C’est pourquoi, David a lui-même témoigné de cette amitié avec Dieu en disant : « l’amitié de l’Éternel est pour ceux qui le craignent, et son alliance leur donne instruction » (Ps 25.14). Cette phrase résume à elle seule toutes les caractéristiques de l’amitié. Le mot « amitié » qui vient de l’hébreu « sowd » veut dire également « secret ». Ce qui suppose que dans la relation d'amitié avec Dieu, il y a partage de confidence[12] . Ainsi était empreinte l'amitié de Dieu avec Abraham: « Cacherai-je à Abraham ce que je vais faire ? » (Genèse 18 : 17). 
In fine, la véritable amitié est vertueuse, c'est-à-dire, permanente, sacrificielle et confidente.
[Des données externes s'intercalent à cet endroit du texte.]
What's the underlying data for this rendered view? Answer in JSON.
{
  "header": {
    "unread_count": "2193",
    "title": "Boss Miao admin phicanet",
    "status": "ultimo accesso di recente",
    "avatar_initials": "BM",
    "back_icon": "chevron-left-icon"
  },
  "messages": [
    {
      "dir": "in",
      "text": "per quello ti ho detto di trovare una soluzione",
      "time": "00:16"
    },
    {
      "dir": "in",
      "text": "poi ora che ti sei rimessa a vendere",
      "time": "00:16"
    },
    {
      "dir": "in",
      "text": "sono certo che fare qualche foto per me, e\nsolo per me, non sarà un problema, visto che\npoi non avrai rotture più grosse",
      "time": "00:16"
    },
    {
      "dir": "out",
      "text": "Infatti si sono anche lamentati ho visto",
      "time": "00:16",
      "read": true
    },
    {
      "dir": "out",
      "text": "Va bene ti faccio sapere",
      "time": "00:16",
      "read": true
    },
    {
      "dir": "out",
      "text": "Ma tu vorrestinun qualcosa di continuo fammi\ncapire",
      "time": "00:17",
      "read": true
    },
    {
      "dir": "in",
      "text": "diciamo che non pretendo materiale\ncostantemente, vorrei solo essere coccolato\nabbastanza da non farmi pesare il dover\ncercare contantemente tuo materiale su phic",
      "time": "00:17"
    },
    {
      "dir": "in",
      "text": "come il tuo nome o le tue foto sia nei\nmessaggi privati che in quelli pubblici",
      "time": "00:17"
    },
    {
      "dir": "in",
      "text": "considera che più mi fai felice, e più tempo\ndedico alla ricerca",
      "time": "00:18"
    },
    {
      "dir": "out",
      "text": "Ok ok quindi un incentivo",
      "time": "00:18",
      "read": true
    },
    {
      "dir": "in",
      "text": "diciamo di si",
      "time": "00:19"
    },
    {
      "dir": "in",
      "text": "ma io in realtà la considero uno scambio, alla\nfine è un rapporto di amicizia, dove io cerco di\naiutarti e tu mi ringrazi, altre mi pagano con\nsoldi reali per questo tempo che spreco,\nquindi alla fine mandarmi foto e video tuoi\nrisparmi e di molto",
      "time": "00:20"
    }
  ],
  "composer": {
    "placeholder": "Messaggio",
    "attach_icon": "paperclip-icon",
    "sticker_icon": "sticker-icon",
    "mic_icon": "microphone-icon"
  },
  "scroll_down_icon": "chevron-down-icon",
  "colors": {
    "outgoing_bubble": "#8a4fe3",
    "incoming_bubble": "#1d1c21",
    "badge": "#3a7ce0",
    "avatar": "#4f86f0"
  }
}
C'est un espace de  "refuge" pour l'un ou l'autre. Elle est la véritable rencontre de l'altérité.


Prof. Jimi ZACKA
Exégète, Anthropologue



[1] Moltmann, J. L’Esprit qui donne la vie. Cerf, 1999, p. 334
[2] Ibid, p.59
[3] Ibid, pp.345-346.
[4] Aristote, EN, VIII, 2, 1156 b 5
[5] Molla, C., Le quatrième Évangile, Genève, Labor et Fides, 1977, p.207.
[6] Lagrange, M-J., Évangile selon Saint-Jean, Paris, J. Gabalda & Cie, 1936, p.407.
[7] Wenham, J.W., Initiation au grec du Nouveau Testament, Paris, Beauchesne, 1997, p133.
[8] Moltmann, op.cit. p.347
[9] Ibid, p. 348
[10] Godet, F, Commentaire sur l’Évangile de Saint Jean, Neuchatel, Imprimerie Nouvelle L.A. Monnier, 1970,p.311.
[11] Donald, Mc, Commentaire du disciple du Nouveau Testament, France, Clés, Bible on line, 2006.
[12] Godet, F., Bible annotée : le Psaume 25, France, Clés, Bible on line, 2006.